An educational budget surplus from the prior fiscal year will fund after-school programs at some north-end public schools for the current school year.

Starting Nov. 1, Worcester County schools will get to allocate $228,907 toward after-school programs at Ocean City Elementary, Stephen Decatur High, and Showell Elementary Shool.

Worcester County Public Schools Superintendent Lou Taylor asked the Worcester County Board of Commissioners at its Oct. 15 meeting to reallocate a fiscal year 2024 budget overage for after-school activities. The commissioners approved this by a 5-2 vote, with Commissioners Caryn Abbott and Jim Bunting voting nay.

The money will cover $154,000 in employee salaries, $73,000 in transportation, and $1,300 in materials of instruction, according to Tamara Mills, coordinator of instruction for Worcester County Public Schools.

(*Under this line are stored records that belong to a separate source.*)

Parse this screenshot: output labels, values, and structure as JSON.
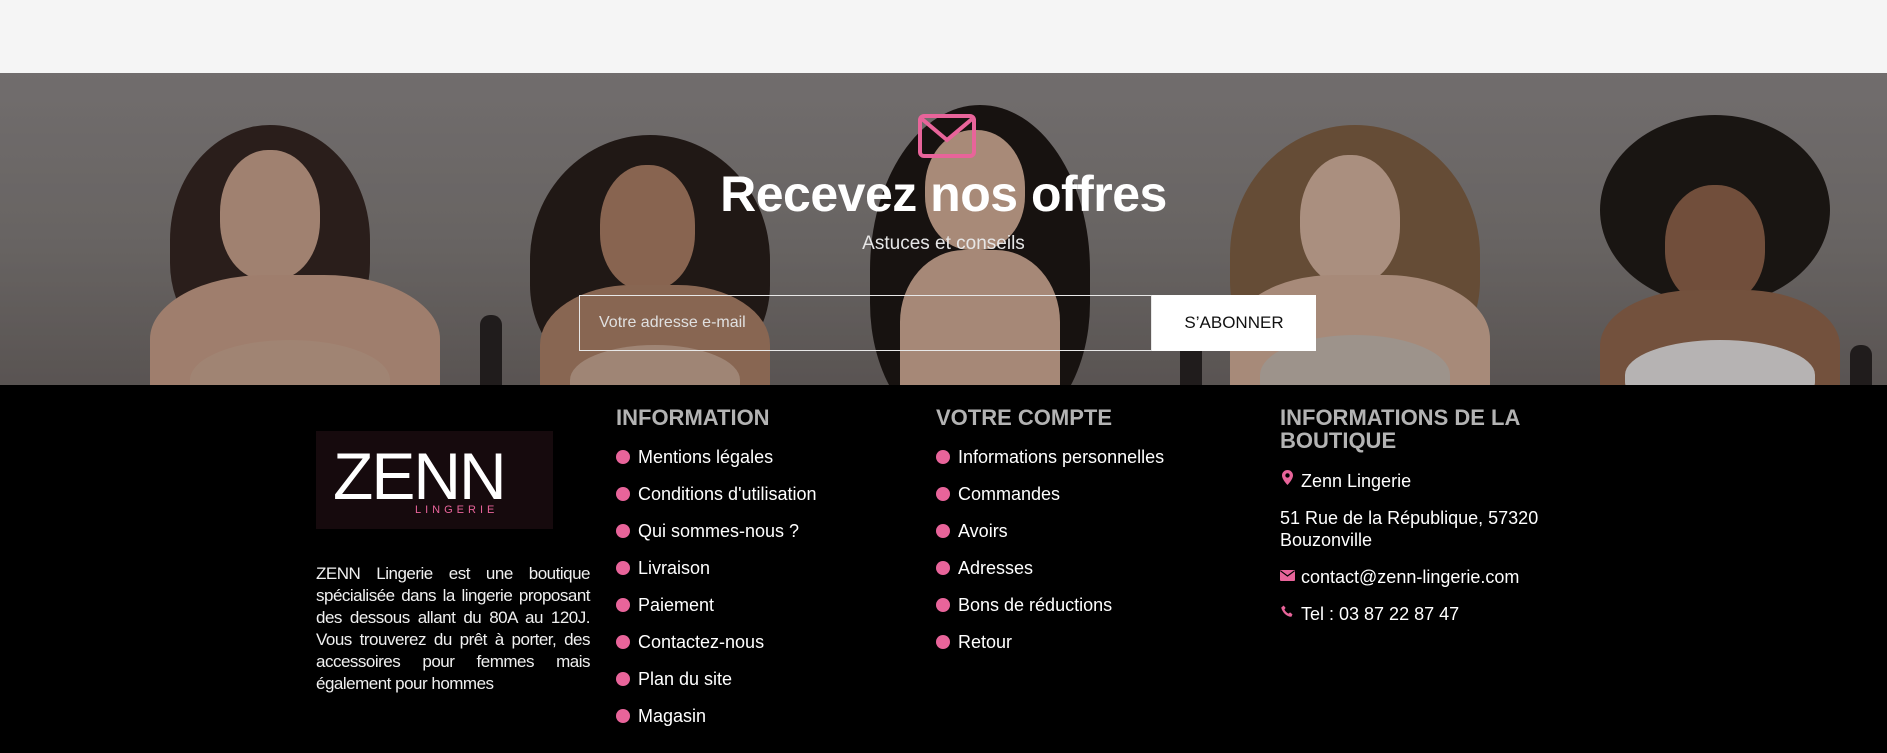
{
  "newsletter": {
    "title": "Recevez nos offres",
    "subtitle": "Astuces et conseils",
    "email_placeholder": "Votre adresse e-mail",
    "subscribe_label": "S’ABONNER",
    "icon": "envelope-icon",
    "accent_color": "#e8649a"
  },
  "brand": {
    "logo_main": "ZENN",
    "logo_sub": "LINGERIE",
    "about": "ZENN Lingerie est une boutique spécialisée dans la lingerie proposant des dessous allant du 80A au 120J. Vous trouverez du prêt à porter, des accessoires pour femmes mais également pour hommes"
  },
  "information": {
    "title": "INFORMATION",
    "items": [
      "Mentions légales",
      "Conditions d'utilisation",
      "Qui sommes-nous ?",
      "Livraison",
      "Paiement",
      "Contactez-nous",
      "Plan du site",
      "Magasin"
    ]
  },
  "account": {
    "title": "VOTRE COMPTE",
    "items": [
      "Informations personnelles",
      "Commandes",
      "Avoirs",
      "Adresses",
      "Bons de réductions",
      "Retour"
    ]
  },
  "shop": {
    "title": "INFORMATIONS DE LA BOUTIQUE",
    "name": "Zenn Lingerie",
    "address": "51 Rue de la République, 57320 Bouzonville",
    "email": "contact@zenn-lingerie.com",
    "phone": "Tel : 03 87 22 87 47",
    "icons": [
      "map-pin-icon",
      "envelope-icon",
      "phone-icon"
    ]
  }
}
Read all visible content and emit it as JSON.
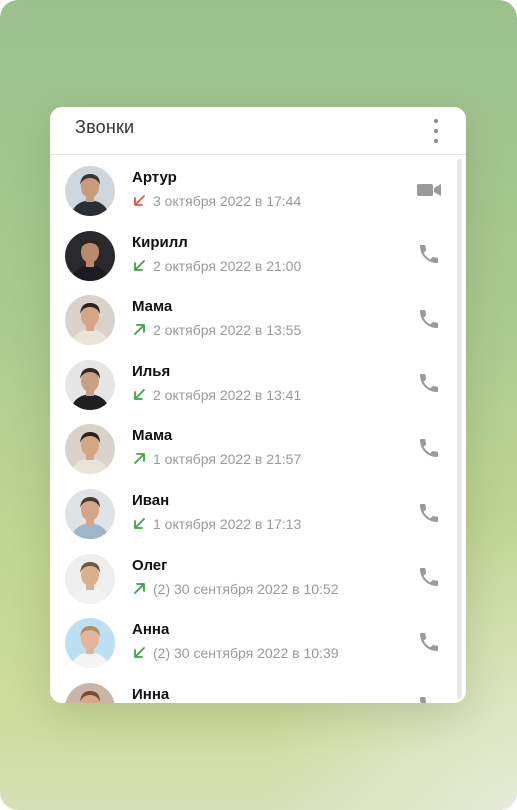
{
  "header": {
    "title": "Звонки",
    "menu_icon": "more-vertical-icon"
  },
  "colors": {
    "incoming": "#3aa63f",
    "outgoing": "#3aa63f",
    "missed": "#e2574c",
    "action_icon": "#9a9a9a"
  },
  "calls": [
    {
      "name": "Артур",
      "direction": "missed",
      "detail": "3 октября 2022 в 17:44",
      "action_icon": "video-camera-icon"
    },
    {
      "name": "Кирилл",
      "direction": "incoming",
      "detail": "2 октября 2022 в 21:00",
      "action_icon": "phone-icon"
    },
    {
      "name": "Мама",
      "direction": "outgoing",
      "detail": "2 октября 2022 в 13:55",
      "action_icon": "phone-icon"
    },
    {
      "name": "Илья",
      "direction": "incoming",
      "detail": "2 октября 2022 в 13:41",
      "action_icon": "phone-icon"
    },
    {
      "name": "Мама",
      "direction": "outgoing",
      "detail": "1 октября 2022 в 21:57",
      "action_icon": "phone-icon"
    },
    {
      "name": "Иван",
      "direction": "incoming",
      "detail": "1 октября 2022 в 17:13",
      "action_icon": "phone-icon"
    },
    {
      "name": "Олег",
      "direction": "outgoing",
      "detail": "(2) 30 сентября 2022 в 10:52",
      "action_icon": "phone-icon"
    },
    {
      "name": "Анна",
      "direction": "incoming",
      "detail": "(2) 30 сентября 2022 в 10:39",
      "action_icon": "phone-icon"
    },
    {
      "name": "Инна",
      "direction": "incoming",
      "detail": "",
      "action_icon": "phone-icon"
    }
  ]
}
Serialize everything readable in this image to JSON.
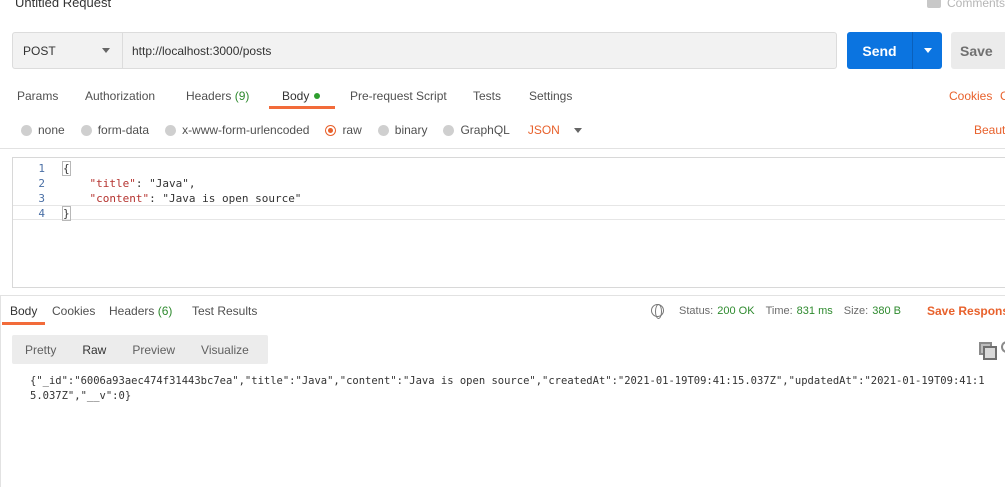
{
  "request": {
    "title": "Untitled Request",
    "comments_label": "Comments",
    "method": "POST",
    "url": "http://localhost:3000/posts",
    "send_label": "Send",
    "save_label": "Save"
  },
  "request_tabs": {
    "params": "Params",
    "authorization": "Authorization",
    "headers": "Headers",
    "headers_count": "(9)",
    "body": "Body",
    "pre_request": "Pre-request Script",
    "tests": "Tests",
    "settings": "Settings",
    "cookies": "Cookies",
    "code_link": "C"
  },
  "body_types": {
    "none": "none",
    "form_data": "form-data",
    "urlencoded": "x-www-form-urlencoded",
    "raw": "raw",
    "binary": "binary",
    "graphql": "GraphQL",
    "format": "JSON",
    "beautify": "Beaut"
  },
  "editor": {
    "lines": [
      {
        "num": "1",
        "text": "{"
      },
      {
        "num": "2",
        "key": "\"title\"",
        "sep": ": ",
        "val": "\"Java\"",
        "tail": ","
      },
      {
        "num": "3",
        "key": "\"content\"",
        "sep": ": ",
        "val": "\"Java is open source\"",
        "tail": ""
      },
      {
        "num": "4",
        "text": "}"
      }
    ]
  },
  "response_tabs": {
    "body": "Body",
    "cookies": "Cookies",
    "headers": "Headers",
    "headers_count": "(6)",
    "test_results": "Test Results"
  },
  "response_status": {
    "status_label": "Status:",
    "status_value": "200 OK",
    "time_label": "Time:",
    "time_value": "831 ms",
    "size_label": "Size:",
    "size_value": "380 B",
    "save_response": "Save Response"
  },
  "response_view": {
    "pretty": "Pretty",
    "raw": "Raw",
    "preview": "Preview",
    "visualize": "Visualize"
  },
  "response_body": "{\"_id\":\"6006a93aec474f31443bc7ea\",\"title\":\"Java\",\"content\":\"Java is open source\",\"createdAt\":\"2021-01-19T09:41:15.037Z\",\"updatedAt\":\"2021-01-19T09:41:15.037Z\",\"__v\":0}",
  "colors": {
    "accent": "#e8612c",
    "send": "#0b74e0",
    "success": "#2e8a2e"
  }
}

She attended this meeting and explained this cost breakdown to the commissioners.

Mills also noted that gas prices and bus driver pay raises have driven up transportation costs in recent years.

Taylor said during the prior school year, money for after-school programs was cut from the Board of Education budget due to Maintenance of Effort – the law that says per-pupil spending may not fall behind from year to year. This school year, money for after-school activities was cut to fulfill the negotiated salary agreement with teachers and employees.

The school board ended up getting grant funding to cover the cost of after-school programs, according to Vince Tolbert, the school system’s finance officer. He also attended the meeting and shared this information directly with the commissioners.

Tolbert said the school board will ask for a restoration of about $421,000 in after-school funding in its upcoming budget for fiscal year 2026.  He also mentioned how, in the last two budget years, some surplus funding would gone toward teacher retirement funds, but that was not the case this year.

Also during this meeting, the commissioners asked school officials about the cost of summer school programs. Mills said it costs about $750,000 to run summer school in Worcester County; the cost runs higher compared to after-school activities because the days are longer and more students attend.

Mills also said it’s difficult to project not only the exact number of students who will show up to summer school from day-to-day, but whether special education students will enroll. A special education student in summer school will require a special education teacher, which adds to staffing costs, she said.

Summer school is “centered around instruction and working with the needs of our children,” Taylor told the commissioners.

The Board of Education’s operating budget for fiscal 2024 was about $126 million.